I ended up using the "thunk table" concept that I outlined in the question. For each operation, there is a single instance of a thunk table (which is static and is shared through a template - the compiler will therefore automatically make sure that there is only a single table instance per operation type, not per invokation). Thus my objects have no virtual functions whatsoever.
Most importantly - the speed gain from using simple function pointer instead of virtual functions is negligible (but it is not slower, either). What gains a lot of speed is implementing a decision tree and linking all the functions statically - that improved the runtime of some not very compute intensive code by about 40%.
An interesting side effect is being able to have "virtual" template functions, which is not usually possible.
One problem that I needed to solve was that all my objects needed to have some interface, as they would end up being accessed by some calls other than the functors. I devised a detached facade for that. A facade is a virtual class, declaring the interface of the objects. A detached facade is instance of this virtual class, specialized for a given class (for all in the list, operator []

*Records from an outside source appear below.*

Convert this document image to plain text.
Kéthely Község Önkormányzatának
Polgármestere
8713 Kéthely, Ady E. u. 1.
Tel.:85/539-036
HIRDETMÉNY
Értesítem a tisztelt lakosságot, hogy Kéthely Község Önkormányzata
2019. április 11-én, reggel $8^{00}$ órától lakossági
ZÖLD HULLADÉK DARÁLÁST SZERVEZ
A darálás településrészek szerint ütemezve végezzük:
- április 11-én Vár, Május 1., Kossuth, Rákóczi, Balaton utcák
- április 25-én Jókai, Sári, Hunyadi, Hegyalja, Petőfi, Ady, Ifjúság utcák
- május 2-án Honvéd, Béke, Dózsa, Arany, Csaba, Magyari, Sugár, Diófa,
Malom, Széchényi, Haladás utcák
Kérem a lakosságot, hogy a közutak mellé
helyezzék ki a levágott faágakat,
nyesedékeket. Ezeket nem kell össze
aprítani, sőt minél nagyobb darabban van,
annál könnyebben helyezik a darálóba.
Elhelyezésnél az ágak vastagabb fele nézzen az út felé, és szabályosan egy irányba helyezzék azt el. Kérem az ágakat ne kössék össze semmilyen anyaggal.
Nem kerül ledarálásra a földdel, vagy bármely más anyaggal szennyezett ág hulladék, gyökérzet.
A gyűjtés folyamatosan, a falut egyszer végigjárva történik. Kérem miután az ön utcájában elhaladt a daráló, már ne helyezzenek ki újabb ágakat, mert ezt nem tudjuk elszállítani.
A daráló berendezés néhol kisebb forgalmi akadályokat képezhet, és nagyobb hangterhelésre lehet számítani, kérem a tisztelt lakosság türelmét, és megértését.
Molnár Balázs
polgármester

returns detached facade for the type of the selected item).
class CDetachedFacade_Base {
public:
virtual void DoStuff(BaseType *pthis) = 0;
};
template <class ObjectType>
class CDetachedFacade : public CDetachedFacade_Base {
public:
virtual void DoStuff(BaseType *pthis)
{
static_cast<ObjectType>(pthis)->DoStuff();
// statically linked, CObjectType is a final type
}
};
class CMakeFacade {
BaseType *pthis;
CDetachedFacade_Base *pfacade;
public:
CMakeFacade(BaseType *p, CDetachedFacade_Base *f)
:pthis(p), pfacade(f)
{}
inline void DoStuff()
{
f->DoStuff(pthis);
}
};
To use this, one needs to do:
static CDetachedFacade<CMyObject> facade;
// this is generated and stored in a templated table
// this needs to be separate to avoid having to call operator new all the time
CMyObject myobj;
myobj.DoStuff(); // statically linked
BaseType *obj = &myobj;
//obj->DoStuff(); // can't do, BaseType does not have virtual functions
CMakeFacade obj_facade(obj, &facade); // choose facade based on type id
obj_facade.DoStuff(); // calls CMyObject::DoStuff()
This allows me to use the optimized thunk table in the high performance portion of the code and still have polymorphically behaving objects to be able to conveniently handle them where performance is not required.